The carriage rolled away and Guest returned from the hedge to the middle of the road. San Jose lay in the opposite direction from the disappearing cavalcade; but, on leaving the fonda, he had determined to lead his inquisitors astray by doubling and making a circuit of the hostelry through the fields hidden in the tall grain. This he did, securely passing them within sound of their voices, and was soon well on his way again. He avoided the highway, and, striking a trail through the meadows, diverged to the right, where the low towers and brown walls of a ruined mission church rose above the plain. This would enable him to escape any direct pursuit on the high road, besides, from its slight elevation, giving him a more extended view of the plain. As he neared it, he was surprised to see that, although it was partly dismantled, and the roof had fallen in the central aisle, a part of it was still used as a chapel, and a light was burning behind a narrow opening, partly window and partly shrine. He was almost upon it, when the figure of a man who had been kneeling beneath, with his back towards him, rose, crossed himself devoutly, and stood upright.
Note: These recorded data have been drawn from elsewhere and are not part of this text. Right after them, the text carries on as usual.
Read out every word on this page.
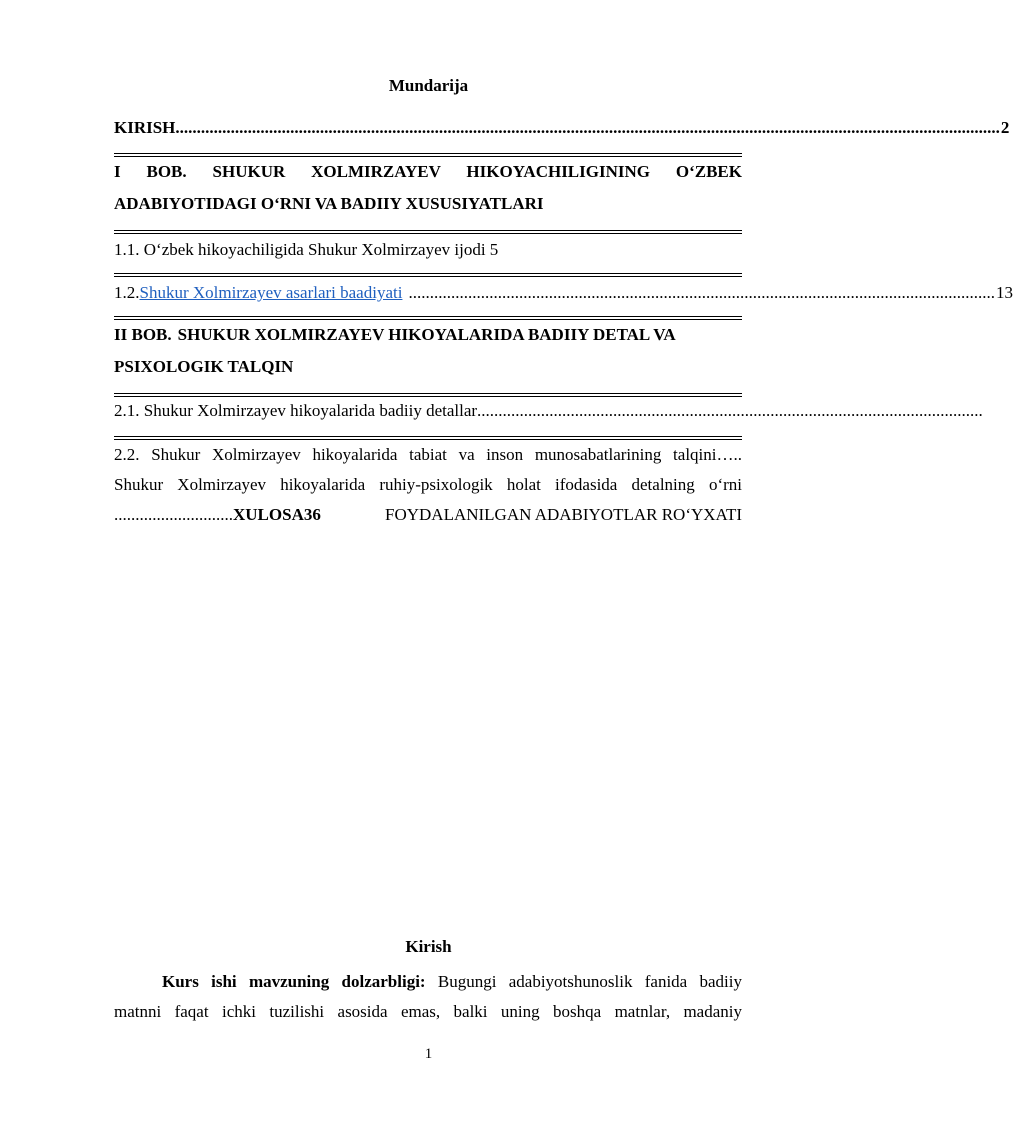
Mundarija
KIRISH .................................................................................................................................................................................................. 2
I BOB. SHUKUR XOLMIRZAYEV HIKOYACHILIGINING O‘ZBEK
ADABIYOTIDAGI O‘RNI VA BADIIY XUSUSIYATLARI
1.1. O‘zbek hikoyachiligida Shukur Xolmirzayev ijodi 5
1.2. Shukur Xolmirzayev asarlari baadiyati .......................................................................................................................................... 13
II BOB. SHUKUR XOLMIRZAYEV HIKOYALARIDA BADIIY DETAL VA
PSIXOLOGIK TALQIN
2.1. Shukur Xolmirzayev hikoyalarida badiiy detallar .......................................................................................................................
2.2. Shukur Xolmirzayev hikoyalarida tabiat va inson munosabatlarining talqini…..
Shukur Xolmirzayev hikoyalarida ruhiy-psixologik holat ifodasida detalning o‘rni
............................XULOSA36	FOYDALANILGAN ADABIYOTLAR RO‘YXATI
Kirish
Kurs ishi mavzuning dolzarbligi: Bugungi adabiyotshunoslik fanida badiiy
matnni faqat ichki tuzilishi asosida emas, balki uning boshqa matnlar, madaniy
1
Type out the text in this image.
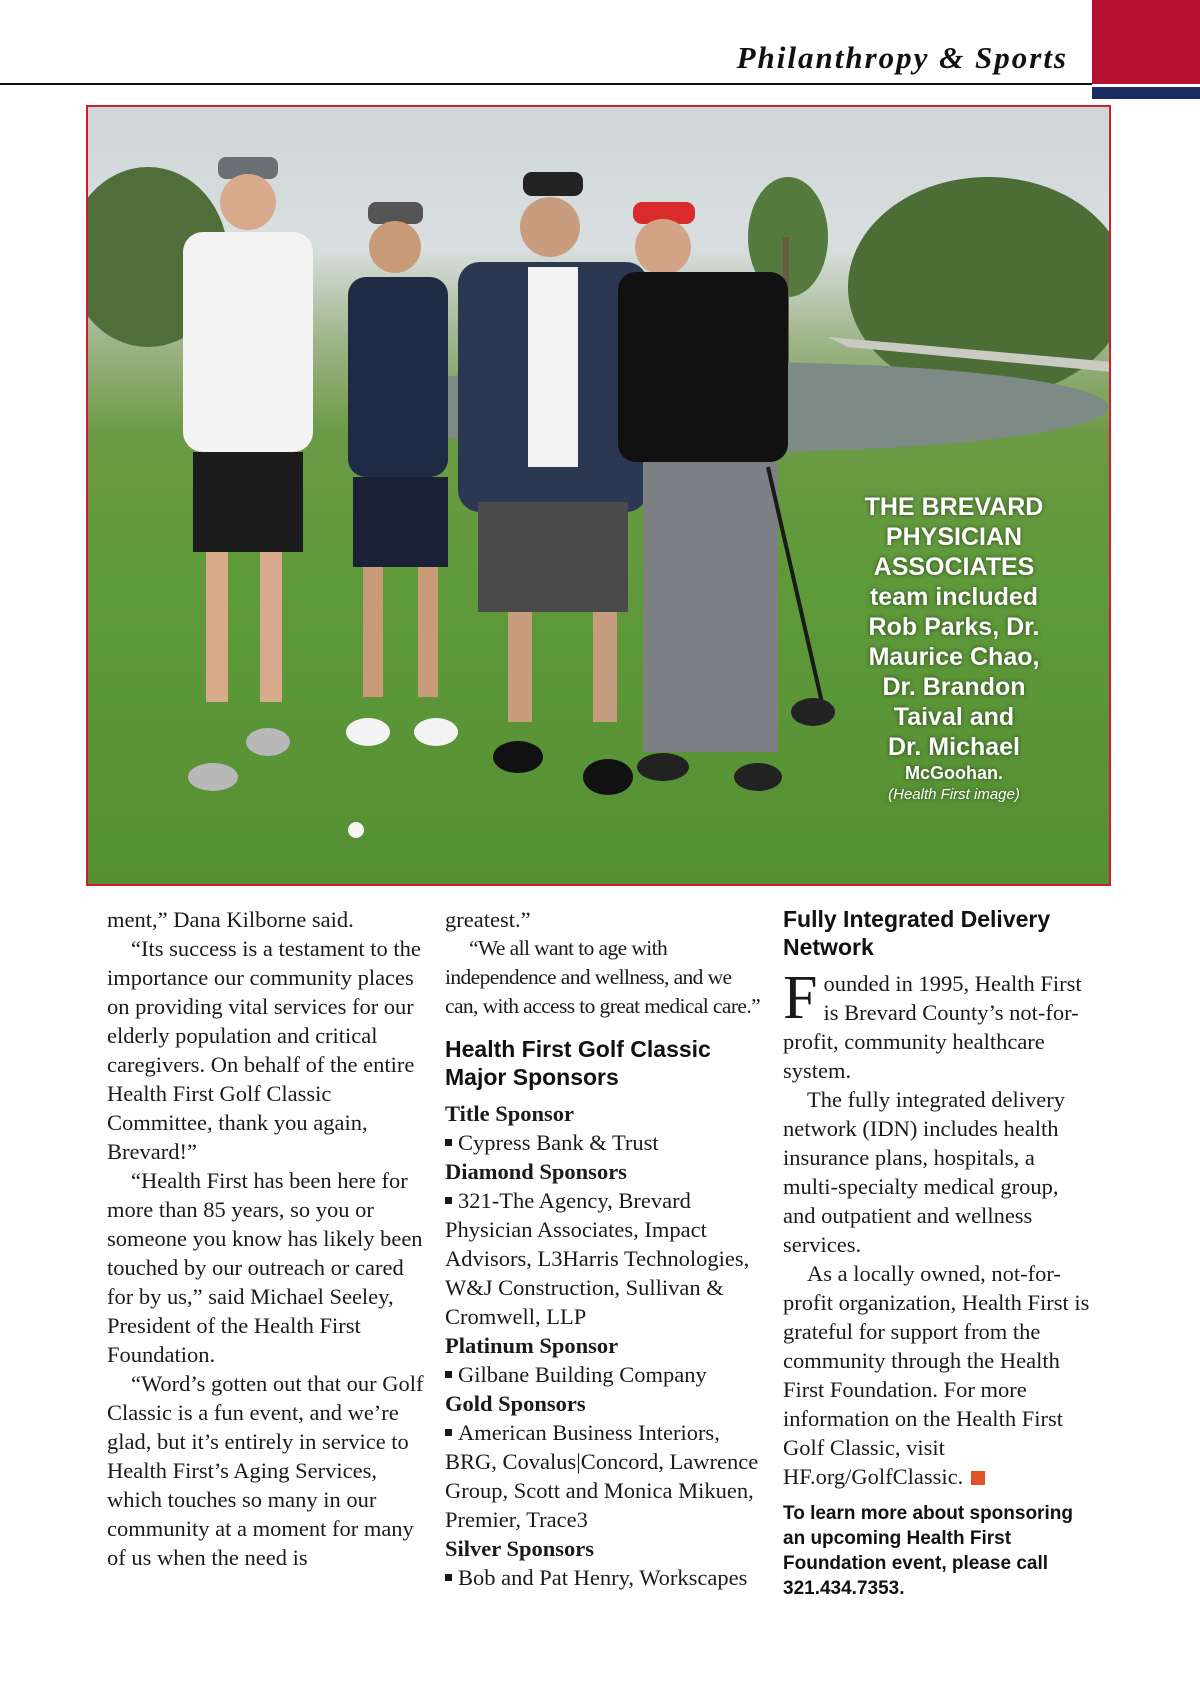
Philanthropy & Sports
THE BREVARD
PHYSICIAN
ASSOCIATES
team included
Rob Parks, Dr.
Maurice Chao,
Dr. Brandon
Taival and
Dr. Michael
McGoohan.
(Health First image)

ment,” Dana Kilborne said.

“Its success is a testament to the importance our community places on providing vital services for our elderly population and critical caregivers. On behalf of the entire Health First Golf Classic Committee, thank you again, Brevard!”

“Health First has been here for more than 85 years, so you or someone you know has likely been touched by our outreach or cared for by us,” said Michael Seeley, President of the Health First Foundation.

“Word’s gotten out that our Golf Classic is a fun event, and we’re glad, but it’s entirely in service to Health First’s Aging Services, which touches so many in our community at a moment for many of us when the need is

greatest.”

“We all want to age with independence and wellness, and we can, with access to great medical care.”

Health First Golf Classic Major Sponsors

Title Sponsor

Cypress Bank & Trust

Diamond Sponsors

321-The Agency, Brevard Physician Associates, Impact Advisors, L3Harris Technologies, W&J Construction, Sullivan & Cromwell, LLP

Platinum Sponsor

Gilbane Building Company

Gold Sponsors

American Business Interiors, BRG, Covalus|Concord, Lawrence Group, Scott and Monica Mikuen, Premier, Trace3

Silver Sponsors

Bob and Pat Henry, Workscapes

Fully Integrated Delivery Network

Founded in 1995, Health First is Brevard County’s not-for-profit, community healthcare system.

The fully integrated delivery network (IDN) includes health insurance plans, hospitals, a multi-specialty medical group, and outpatient and wellness services.

As a locally owned, not-for-profit organization, Health First is grateful for support from the community through the Health First Foundation. For more information on the Health First Golf Classic, visit HF.org/GolfClassic.

To learn more about sponsoring an upcoming Health First Foundation event, please call 321.434.7353.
Before he could turn, Guest disappeared round the angle of the wall, and the tall erect figure of the solitary worshiper passed on without heeding him.

But if Guest had been successful in evading the observation of the man he had come so suddenly upon, he was utterly unconscious of another figure that had been tracking HIM for the last ten minutes through the tall grain, and had even succeeded in gaining the shadow of the wall behind him; and it was this figure, and not his own, that eventually attracted the attention of the tall stranger. The pursuing figure was rapidly approaching the unconscious Guest; in another moment it would have been upon him, when it was suddenly seized from behind by the tall devotee. There was a momentary struggle, and then it freed itself, with the exclamation, "Pereo!"

"Yes—Pereo!" said the old man, panting from his exertions. "And thou art Miguel. So thou wouldst murder a man for a few pesos!" he said, pointing to the knife which the desperado had hurriedly hid in his jacket, "and callest thyself a Californian!"

"'Tis only an Americano—a runaway, with some ill-gotten gold," said Miguel, sullenly, yet with unmistakable fear of the old man. "Besides, it was only to frighten him, the braggart. But since thou fearest to touch a hair of those interlopers—"

"Fearest!" said Pereo, fiercely, clutching him by the throat, and forcing him against the wall. "Fearest! sayest thou. I, Pereo, fear? Dost thou think I would soil these hands, that might strike a higher quarry, with blood of thy game?"

"Forgive me, padrono," gasped Miguel, now thoroughly alarmed at the old man's awakened passion; "pardon; I meant that, since thou knowest him—"

"I know him?" repeated Pereo scornfully, contemptuously throwing Miguel aside, who at once took that opportunity to increase his distance from the old man's arm. "I know him? Thou shalt see. Come hither, child," he called, beckoning to Guest. "Come hither, thou hast nothing to fear now."